An explanation of Mondrian's oeuvre by Michael Sciam

Broadway Boogie Woogie – 2nd Part

Broadway Boogie Woogie, 1942-43, Piet Mondrian
Broadway Boogie Woogie

The fragmented yellow, red and blue space of the lines turns into a steady and lasting space with the unitary plane. It would, however, be a mistake to see this as calm in the sense of a total absence of inner tension.

It is necessary to see the respective measures and positions of yellow, red, and blue give birth to a free interplay of reciprocal tensions. Any slight horizontal expansion of the yellow would produce an imbalance and set the mechanism of oppositions back in motion, as would even the slightest vertical increase in the blue.

The unitary plane should rather be seen as a temporary synthesis which could reopen to the manifold space around as we shall see in diagram F:

Broadway Boogie Woogie, Diagram F

Plane 2 is the same size as plane 1 but consists solely of red and gray rather than the three primary colors.

Moreover the horizontal line running suddenly through the vertical plane tends visually to disrupt the previously attained balanced interpenetration of horizontal and vertical achieved with plane 1.

After the equivalence of the opposite directions and the synthesis of three primary colors attained in plane 1, the colors are again reduced in plane 2 and the external dynamism of the lines reappears to generate new opposition. After the degree of comparative calm, constancy and unity achieved in plane 1, spatial movement thus seems to reappear in plane 2. Unity opens up to external space and the colors are separated and flow back toward the more dynamic and variable space of the lines (3 and 4). 

The indication provided by plane 2 finds further confirmation in plane 3, where blue, yellow, and red are juxtaposed but no longer interpenetrate as they did in plane 1. The juxtaposition produces the impression of three separate planes, whereas the interpenetration combines the three colors in a single structure of greater stability. Note how the yellow on the right of plane 3 already seeks to cross the perimeter of the plane and flow into the yellow of the surrounding lines. Plane 3 can therefore be seen as plane 1 in the process of dissolution. 

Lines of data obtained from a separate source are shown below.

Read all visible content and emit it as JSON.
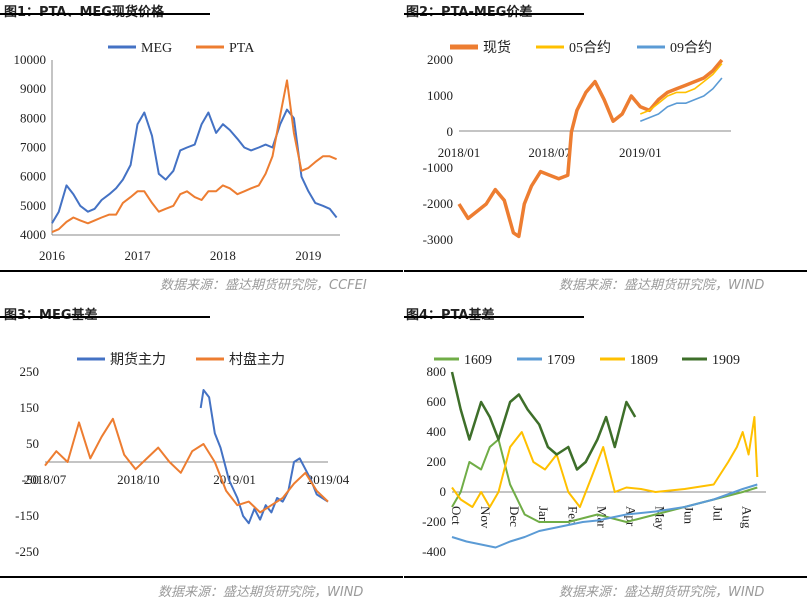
{
  "panels": {
    "p1": {
      "title": "图1：PTA、MEG现货价格",
      "source": "数据来源：盛达期货研究院，CCFEI"
    },
    "p2": {
      "title": "图2：PTA-MEG价差",
      "source": "数据来源：盛达期货研究院，WIND"
    },
    "p3": {
      "title": "图3：MEG基差",
      "source": "数据来源：盛达期货研究院，WIND"
    },
    "p4": {
      "title": "图4：PTA基差",
      "source": "数据来源：盛达期货研究院，WIND"
    }
  },
  "colors": {
    "blue": "#4472c4",
    "orange": "#ed7d31",
    "gold": "#ffc000",
    "lightblue": "#5b9bd5",
    "green": "#70ad47",
    "darkgreen": "#3e6f2a"
  },
  "chart_data": [
    {
      "type": "line",
      "title": "",
      "x_ticks": [
        "2016",
        "2017",
        "2018",
        "2019"
      ],
      "ylim": [
        4000,
        10000
      ],
      "y_ticks": [
        4000,
        5000,
        6000,
        7000,
        8000,
        9000,
        10000
      ],
      "legend_position": "top",
      "x": [
        2016.0,
        2016.08,
        2016.17,
        2016.25,
        2016.33,
        2016.42,
        2016.5,
        2016.58,
        2016.67,
        2016.75,
        2016.83,
        2016.92,
        2017.0,
        2017.08,
        2017.17,
        2017.25,
        2017.33,
        2017.42,
        2017.5,
        2017.58,
        2017.67,
        2017.75,
        2017.83,
        2017.92,
        2018.0,
        2018.08,
        2018.17,
        2018.25,
        2018.33,
        2018.42,
        2018.5,
        2018.58,
        2018.67,
        2018.75,
        2018.83,
        2018.92,
        2019.0,
        2019.08,
        2019.17,
        2019.25,
        2019.33
      ],
      "series": [
        {
          "name": "MEG",
          "values": [
            4400,
            4800,
            5700,
            5400,
            5000,
            4800,
            4900,
            5200,
            5400,
            5600,
            5900,
            6400,
            7800,
            8200,
            7400,
            6100,
            5900,
            6200,
            6900,
            7000,
            7100,
            7800,
            8200,
            7500,
            7800,
            7600,
            7300,
            7000,
            6900,
            7000,
            7100,
            7000,
            7800,
            8300,
            8000,
            6000,
            5500,
            5100,
            5000,
            4900,
            4600
          ]
        },
        {
          "name": "PTA",
          "values": [
            4100,
            4200,
            4450,
            4600,
            4500,
            4400,
            4500,
            4600,
            4700,
            4700,
            5100,
            5300,
            5500,
            5500,
            5100,
            4800,
            4900,
            5000,
            5400,
            5500,
            5300,
            5200,
            5500,
            5500,
            5700,
            5600,
            5400,
            5500,
            5600,
            5700,
            6100,
            6700,
            8100,
            9300,
            7500,
            6200,
            6300,
            6500,
            6700,
            6700,
            6600
          ]
        }
      ]
    },
    {
      "type": "line",
      "title": "",
      "x_ticks": [
        "2018/01",
        "2018/07",
        "2019/01"
      ],
      "ylim": [
        -3000,
        2000
      ],
      "y_ticks": [
        -3000,
        -2000,
        -1000,
        0,
        1000,
        2000
      ],
      "legend_position": "top",
      "series": [
        {
          "name": "现货",
          "x": [
            0,
            0.05,
            0.1,
            0.15,
            0.2,
            0.25,
            0.3,
            0.33,
            0.36,
            0.4,
            0.45,
            0.5,
            0.55,
            0.6,
            0.62,
            0.65,
            0.7,
            0.75,
            0.8,
            0.85,
            0.9,
            0.95,
            1.0,
            1.05,
            1.1,
            1.15,
            1.2,
            1.25,
            1.3,
            1.35,
            1.4,
            1.45
          ],
          "values": [
            -2000,
            -2400,
            -2200,
            -2000,
            -1600,
            -1900,
            -2800,
            -2900,
            -2000,
            -1500,
            -1100,
            -1200,
            -1300,
            -1200,
            0,
            600,
            1100,
            1400,
            900,
            300,
            500,
            1000,
            700,
            600,
            900,
            1100,
            1200,
            1300,
            1400,
            1500,
            1700,
            2000
          ]
        },
        {
          "name": "05合约",
          "x": [
            1.0,
            1.05,
            1.1,
            1.15,
            1.2,
            1.25,
            1.3,
            1.35,
            1.4,
            1.45
          ],
          "values": [
            500,
            600,
            800,
            1000,
            1100,
            1100,
            1200,
            1400,
            1600,
            1900
          ]
        },
        {
          "name": "09合约",
          "x": [
            1.0,
            1.05,
            1.1,
            1.15,
            1.2,
            1.25,
            1.3,
            1.35,
            1.4,
            1.45
          ],
          "values": [
            300,
            400,
            500,
            700,
            800,
            800,
            900,
            1000,
            1200,
            1500
          ]
        }
      ],
      "x_tick_positions": [
        0.0,
        0.5,
        1.0
      ]
    },
    {
      "type": "line",
      "title": "",
      "x_ticks": [
        "2018/07",
        "2018/10",
        "2019/01",
        "2019/04"
      ],
      "ylim": [
        -250,
        250
      ],
      "y_ticks": [
        -250,
        -150,
        -50,
        50,
        150,
        250
      ],
      "legend_position": "top",
      "series": [
        {
          "name": "期货主力",
          "x": [
            0.55,
            0.56,
            0.58,
            0.6,
            0.62,
            0.65,
            0.68,
            0.7,
            0.72,
            0.74,
            0.76,
            0.78,
            0.8,
            0.82,
            0.84,
            0.86,
            0.88,
            0.9,
            0.92,
            0.94,
            0.96,
            0.98,
            1.0
          ],
          "values": [
            150,
            200,
            180,
            80,
            40,
            -50,
            -100,
            -150,
            -170,
            -130,
            -160,
            -120,
            -140,
            -100,
            -110,
            -80,
            0,
            10,
            -20,
            -50,
            -90,
            -100,
            -110
          ]
        },
        {
          "name": "村盘主力",
          "x": [
            0,
            0.04,
            0.08,
            0.12,
            0.16,
            0.2,
            0.24,
            0.28,
            0.32,
            0.36,
            0.4,
            0.44,
            0.48,
            0.52,
            0.56,
            0.6,
            0.64,
            0.68,
            0.72,
            0.76,
            0.8,
            0.84,
            0.88,
            0.92,
            0.96,
            1.0
          ],
          "values": [
            -10,
            30,
            0,
            110,
            10,
            70,
            120,
            20,
            -20,
            10,
            40,
            0,
            -30,
            30,
            50,
            0,
            -80,
            -120,
            -110,
            -140,
            -120,
            -100,
            -60,
            -30,
            -80,
            -110
          ]
        }
      ],
      "x_tick_positions": [
        0.0,
        0.33,
        0.67,
        1.0
      ]
    },
    {
      "type": "line",
      "title": "",
      "x_ticks": [
        "Oct",
        "Nov",
        "Dec",
        "Jan",
        "Feb",
        "Mar",
        "Apr",
        "May",
        "Jun",
        "Jul",
        "Aug"
      ],
      "ylim": [
        -400,
        800
      ],
      "y_ticks": [
        -400,
        -200,
        0,
        200,
        400,
        600,
        800
      ],
      "legend_position": "top",
      "series": [
        {
          "name": "1609",
          "x": [
            0,
            0.3,
            0.6,
            1.0,
            1.3,
            1.6,
            2.0,
            2.5,
            3.0,
            4.0,
            5.0,
            6.0,
            7.0,
            8.0,
            9.0,
            10.0,
            10.5
          ],
          "values": [
            -100,
            0,
            200,
            150,
            300,
            350,
            50,
            -150,
            -200,
            -200,
            -150,
            -200,
            -150,
            -100,
            -50,
            0,
            30
          ]
        },
        {
          "name": "1709",
          "x": [
            0,
            0.5,
            1.0,
            1.5,
            2.0,
            2.5,
            3.0,
            3.5,
            4.0,
            4.5,
            5.0,
            6.0,
            7.0,
            8.0,
            9.0,
            10.0,
            10.5
          ],
          "values": [
            -300,
            -330,
            -350,
            -370,
            -330,
            -300,
            -260,
            -240,
            -220,
            -200,
            -190,
            -150,
            -130,
            -100,
            -50,
            20,
            50
          ]
        },
        {
          "name": "1809",
          "x": [
            0,
            0.3,
            0.7,
            1.0,
            1.3,
            1.6,
            2.0,
            2.4,
            2.8,
            3.2,
            3.6,
            4.0,
            4.4,
            4.8,
            5.2,
            5.6,
            6.0,
            6.5,
            7.0,
            8.0,
            9.0,
            9.5,
            9.8,
            10.0,
            10.2,
            10.4,
            10.5
          ],
          "values": [
            30,
            -50,
            -100,
            0,
            -100,
            0,
            300,
            400,
            200,
            150,
            250,
            0,
            -100,
            100,
            300,
            0,
            30,
            20,
            0,
            20,
            50,
            200,
            300,
            400,
            250,
            500,
            100
          ]
        },
        {
          "name": "1909",
          "x": [
            0,
            0.3,
            0.6,
            1.0,
            1.3,
            1.6,
            2.0,
            2.3,
            2.6,
            3.0,
            3.3,
            3.6,
            4.0,
            4.3,
            4.6,
            5.0,
            5.3,
            5.6,
            6.0,
            6.3
          ],
          "values": [
            800,
            550,
            350,
            600,
            500,
            350,
            600,
            650,
            550,
            450,
            300,
            250,
            300,
            150,
            200,
            350,
            500,
            300,
            600,
            500
          ]
        }
      ],
      "x_tick_positions": [
        0.0,
        1.0,
        2.0,
        3.0,
        4.0,
        5.0,
        6.0,
        7.0,
        8.0,
        9.0,
        10.0
      ]
    }
  ]
}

Broadway Boogie Woogie, 1942-43, Diagram
Broadway Boogie Woogie Diagram F

Configuration 4 possibly represents the conclusion of the process of reopening the unitary synthesis in that it can be seen as a continuation of the disintegration of plane 3.

Space proceeds from a comparatively static and wholly internal condition (1) toward one of growing instability (2) that is gradually transformed into the more dynamic and variable external space of the lines (3 and 4).

From expansion toward increasing concentration (yellow, red and blue fragments dispersed along the opposite lines gradually transform into a synthesis) and then from concentration back to expansion: this is the way Broadway Boogie Woogie breathes. Through a dynamic process the one and the many merge and transform into each other.